- Location: Shenandoah County, Virginia
- Nearest city: Woodstock, Virginia
- Coordinates: 38°51′17″N 78°29′25″W﻿ / ﻿38.854849°N 78.490395°W
- Area: 1,066 acres (431 ha)
- Established: 2019
- Governing body: Virginia Department of Conservation and Recreation

= Seven Bends State Park =

State park in Virginia, United States

Seven Bends State Park is a state park in the U.S. state of Virginia, located approximately 2 miles southeast of the town of Woodstock, near the historic "Seven Bends" region of the North Fork Shenandoah River. The park, Virginia's 41st, provides recreational and land-based outdoor recreational and educational opportunities for visitors while protecting the natural resources of the river and the surrounding landscape.
==History==
The park was assembled from several different parcels of land bordering the river. Dr. James R. Myers donated 674 acre next to the reservoir. The Town of Woodstock donated approximately 85 acre and the Commonwealth of Virginia purchased another parcel from the Massanutten Military Academy that contained over 306 acre. This property had formerly been a camp for young boys known as "Camp Lupton."

The park opened to the public in late 2019 and was officially dedicated by Governor Glenn Youngkin on .

==Description==
The park land is bounded on the eastern side by Powell Mountain in the Massanutten Mountain range and the George Washington and Jefferson National Forests, which provides visitors with additional outdoor recreation opportunities. The park's western boundary is the Shenandoah River. The park lands along the banks of North Fork of the Shenandoah River generally consist of old floodplain terraces. Of the 1,066 acres of park land, approximately 234 acre are open fields that have been farmed as hay and row crops and are currently being maintained through agricultural leases.
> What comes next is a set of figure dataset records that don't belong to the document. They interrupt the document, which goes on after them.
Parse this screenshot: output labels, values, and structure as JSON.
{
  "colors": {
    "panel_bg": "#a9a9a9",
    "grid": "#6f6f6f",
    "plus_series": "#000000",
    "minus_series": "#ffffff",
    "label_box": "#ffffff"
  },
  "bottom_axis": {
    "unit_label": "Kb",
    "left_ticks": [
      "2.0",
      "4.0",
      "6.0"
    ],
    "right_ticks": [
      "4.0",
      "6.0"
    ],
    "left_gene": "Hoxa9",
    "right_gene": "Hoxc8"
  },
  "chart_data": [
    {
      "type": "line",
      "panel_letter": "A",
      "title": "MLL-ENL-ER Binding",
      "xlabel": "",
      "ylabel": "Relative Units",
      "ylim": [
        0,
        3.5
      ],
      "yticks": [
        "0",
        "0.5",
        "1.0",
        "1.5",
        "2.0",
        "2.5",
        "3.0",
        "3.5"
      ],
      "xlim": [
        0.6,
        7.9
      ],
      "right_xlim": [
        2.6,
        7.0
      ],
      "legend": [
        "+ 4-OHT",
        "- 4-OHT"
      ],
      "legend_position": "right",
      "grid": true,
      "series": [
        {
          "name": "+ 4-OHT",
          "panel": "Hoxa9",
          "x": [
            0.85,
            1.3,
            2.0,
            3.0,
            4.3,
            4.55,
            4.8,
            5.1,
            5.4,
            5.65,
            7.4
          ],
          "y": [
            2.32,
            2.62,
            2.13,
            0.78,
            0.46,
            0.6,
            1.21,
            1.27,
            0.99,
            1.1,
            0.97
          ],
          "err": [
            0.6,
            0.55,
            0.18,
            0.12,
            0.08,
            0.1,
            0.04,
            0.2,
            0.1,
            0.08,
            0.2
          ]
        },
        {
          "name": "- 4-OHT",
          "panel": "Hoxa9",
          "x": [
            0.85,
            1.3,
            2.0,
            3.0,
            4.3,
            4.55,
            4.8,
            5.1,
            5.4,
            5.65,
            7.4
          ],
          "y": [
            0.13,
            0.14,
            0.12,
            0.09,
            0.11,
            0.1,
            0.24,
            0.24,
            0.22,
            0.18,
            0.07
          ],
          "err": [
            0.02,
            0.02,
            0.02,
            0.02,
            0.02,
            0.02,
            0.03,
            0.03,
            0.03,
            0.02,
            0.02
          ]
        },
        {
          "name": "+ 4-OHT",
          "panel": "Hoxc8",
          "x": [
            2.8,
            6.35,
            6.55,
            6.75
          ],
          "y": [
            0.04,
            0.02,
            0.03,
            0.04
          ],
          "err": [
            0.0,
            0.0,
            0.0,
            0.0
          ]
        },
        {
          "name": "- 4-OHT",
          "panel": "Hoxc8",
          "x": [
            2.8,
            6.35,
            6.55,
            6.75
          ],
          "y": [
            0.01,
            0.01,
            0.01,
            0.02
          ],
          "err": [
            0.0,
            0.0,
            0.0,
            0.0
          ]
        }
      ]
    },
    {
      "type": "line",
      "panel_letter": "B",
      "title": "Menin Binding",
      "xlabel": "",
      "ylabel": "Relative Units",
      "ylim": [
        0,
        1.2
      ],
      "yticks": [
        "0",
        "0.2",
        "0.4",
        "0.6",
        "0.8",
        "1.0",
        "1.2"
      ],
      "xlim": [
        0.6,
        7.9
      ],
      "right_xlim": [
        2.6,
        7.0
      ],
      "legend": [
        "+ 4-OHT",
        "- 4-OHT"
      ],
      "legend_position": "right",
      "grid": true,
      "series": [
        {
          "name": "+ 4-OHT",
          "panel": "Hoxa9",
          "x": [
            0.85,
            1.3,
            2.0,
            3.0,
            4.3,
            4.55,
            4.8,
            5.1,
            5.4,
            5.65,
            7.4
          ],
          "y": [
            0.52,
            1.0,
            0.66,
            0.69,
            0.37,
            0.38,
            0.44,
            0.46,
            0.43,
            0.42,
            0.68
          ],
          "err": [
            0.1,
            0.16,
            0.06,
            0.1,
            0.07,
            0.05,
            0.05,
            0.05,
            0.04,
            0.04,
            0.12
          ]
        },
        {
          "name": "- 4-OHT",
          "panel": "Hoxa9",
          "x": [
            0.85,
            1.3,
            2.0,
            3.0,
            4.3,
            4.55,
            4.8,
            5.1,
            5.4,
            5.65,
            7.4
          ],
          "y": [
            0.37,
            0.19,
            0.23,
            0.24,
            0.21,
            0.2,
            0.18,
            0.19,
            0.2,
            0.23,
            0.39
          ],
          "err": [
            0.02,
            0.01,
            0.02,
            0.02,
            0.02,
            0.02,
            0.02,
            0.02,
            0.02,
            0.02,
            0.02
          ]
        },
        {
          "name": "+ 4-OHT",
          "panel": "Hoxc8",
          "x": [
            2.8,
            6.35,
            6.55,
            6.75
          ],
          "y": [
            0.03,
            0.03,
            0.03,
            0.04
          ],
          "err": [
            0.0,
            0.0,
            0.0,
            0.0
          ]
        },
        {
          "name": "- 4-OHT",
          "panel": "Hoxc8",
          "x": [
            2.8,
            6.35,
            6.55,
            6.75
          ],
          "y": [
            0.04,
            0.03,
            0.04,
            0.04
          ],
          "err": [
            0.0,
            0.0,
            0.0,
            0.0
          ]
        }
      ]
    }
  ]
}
North Fork Shenandoah River near Seven Bends State Park

== Entrances ==
The park has two entrances that are not interconnected to each other within the park. The Hollingsworth Road Entrance features a boat launch, picnic tables, and restroom facilities. The Bass Bight Trailhead is also accessed from this entrance. The Lupton Road entrance includes a parking area, picnic tables, boat launch, and access to the Gokotta and Eagles Edge Trails. The park has eight miles of hiking and biking trails, including two miles of trail that lie along the Shenandoah River.

==Activities==

In addition to hiking, activities include fishing and boating. There are no designated swimming areas in the park due to the swift currents.

As of 2024, there is no visitor center, ranger station, or campground at the park.